The 301 Squadron "Jaguares" (Esquadra 301) is a fighter squadron of the Portuguese Air Force (PoAF).

==Roles and missions==
The 301 Squadron has the mission of executing operations of air defense and conventional attack in all-weather conditions.

- Operations of air defense in all-weather conditions
  - Air defense operations (DCA)
  - Offensive counter air operations (OCA)
  - Air defense in support of maritime operations (Defense TASMO)
- Operations of conventional attack in all-weather conditions
  - Anti-surface air operations (ASFAO)
  - Anti-air combat operations (CA)

==History==
Activated with the designation 301 Squadron in 1978, the origins of the "Jaguares" squadron dates back to the former Portuguese Air Force squadrons that operated the Fiat G-91 Gina between 1965 and 1993. During the Portuguese Colonial War these squadrons executed more than 13,000 operational missions, with five aircraft having been shot down by anti-aircraft artillery (AAA) and surface-to-air missiles (SAM).

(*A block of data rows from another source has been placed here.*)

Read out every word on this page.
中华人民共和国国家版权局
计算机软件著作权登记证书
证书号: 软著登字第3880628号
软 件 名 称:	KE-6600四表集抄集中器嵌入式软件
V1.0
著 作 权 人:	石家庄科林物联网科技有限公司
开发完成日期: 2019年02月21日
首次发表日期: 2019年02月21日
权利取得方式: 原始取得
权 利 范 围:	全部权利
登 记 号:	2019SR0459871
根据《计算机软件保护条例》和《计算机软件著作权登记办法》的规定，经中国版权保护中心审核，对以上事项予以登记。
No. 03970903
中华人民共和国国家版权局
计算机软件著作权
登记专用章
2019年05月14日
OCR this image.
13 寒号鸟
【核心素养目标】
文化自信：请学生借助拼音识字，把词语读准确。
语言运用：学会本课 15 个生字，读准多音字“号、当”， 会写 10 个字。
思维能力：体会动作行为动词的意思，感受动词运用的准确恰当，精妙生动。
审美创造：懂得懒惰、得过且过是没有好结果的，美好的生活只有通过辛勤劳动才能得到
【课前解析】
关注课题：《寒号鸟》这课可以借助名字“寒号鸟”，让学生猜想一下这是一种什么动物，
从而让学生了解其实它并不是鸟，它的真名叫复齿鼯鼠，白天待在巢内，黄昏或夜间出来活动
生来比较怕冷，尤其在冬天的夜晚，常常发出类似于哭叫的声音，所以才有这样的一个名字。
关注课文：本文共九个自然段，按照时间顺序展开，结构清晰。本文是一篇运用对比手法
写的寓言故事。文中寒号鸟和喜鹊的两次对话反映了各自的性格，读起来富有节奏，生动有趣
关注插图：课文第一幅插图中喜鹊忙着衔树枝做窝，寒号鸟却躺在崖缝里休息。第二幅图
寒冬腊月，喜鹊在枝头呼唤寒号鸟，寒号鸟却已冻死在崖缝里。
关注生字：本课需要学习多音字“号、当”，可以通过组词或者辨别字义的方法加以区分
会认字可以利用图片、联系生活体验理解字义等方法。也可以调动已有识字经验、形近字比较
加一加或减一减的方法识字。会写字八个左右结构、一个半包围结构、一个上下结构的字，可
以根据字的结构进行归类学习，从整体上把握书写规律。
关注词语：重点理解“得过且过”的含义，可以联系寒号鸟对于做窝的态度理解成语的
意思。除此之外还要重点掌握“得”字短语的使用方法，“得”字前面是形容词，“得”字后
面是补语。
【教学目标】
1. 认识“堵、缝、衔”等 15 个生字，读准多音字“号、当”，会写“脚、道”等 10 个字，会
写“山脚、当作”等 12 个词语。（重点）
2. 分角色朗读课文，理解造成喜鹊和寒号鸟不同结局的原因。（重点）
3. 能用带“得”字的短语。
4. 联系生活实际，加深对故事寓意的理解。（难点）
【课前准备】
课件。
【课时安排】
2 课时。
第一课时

In August 1974, in the post-revolution period, the transfer of the Fiat G-91 aircraft from Air Base 5, in Monte Real, and of all air bases in the Portuguese African colonies to Air Base 6, in Montijo was initiated. The 62 Squadron was then created to operate the Fiat G-91.

With the reorganization of the Air Force's aerial units, in 1978, the squadron's designation was changed to 301 Squadron, thus assigning as its primary mission the execution of operations of close air support (CAS), air interdiction (IA) and tactical air reconnaissance, as well as its secondary mission the execution of actions of tactical air support for maritime operations (TASMO) and of air defense operations (DCA).

On June 27, 1993, with the last flight of the Fiat G-91 in service with the Portuguese Air Force, and the subsequent retirement of this aircraft, as well the recent restructuring of the PoAF, the 301 Squadron was transferred to Air Base 11, in Beja, having been equipped with the ground-attack aircraft Alpha Jet A. This aircraft's first flight was conducted on October 6, 1993, by of Major Lopes da Silva.

During the joint exercise COMAO (Composite Air Operations), on September 5, 2005, the 301 Squadron reached the 20,000 flight hours with its Alpha Jet fleet. Shortly after, on November 20, 2005, the "Jaguares" conducted their last operation flight with the Alpha Jet.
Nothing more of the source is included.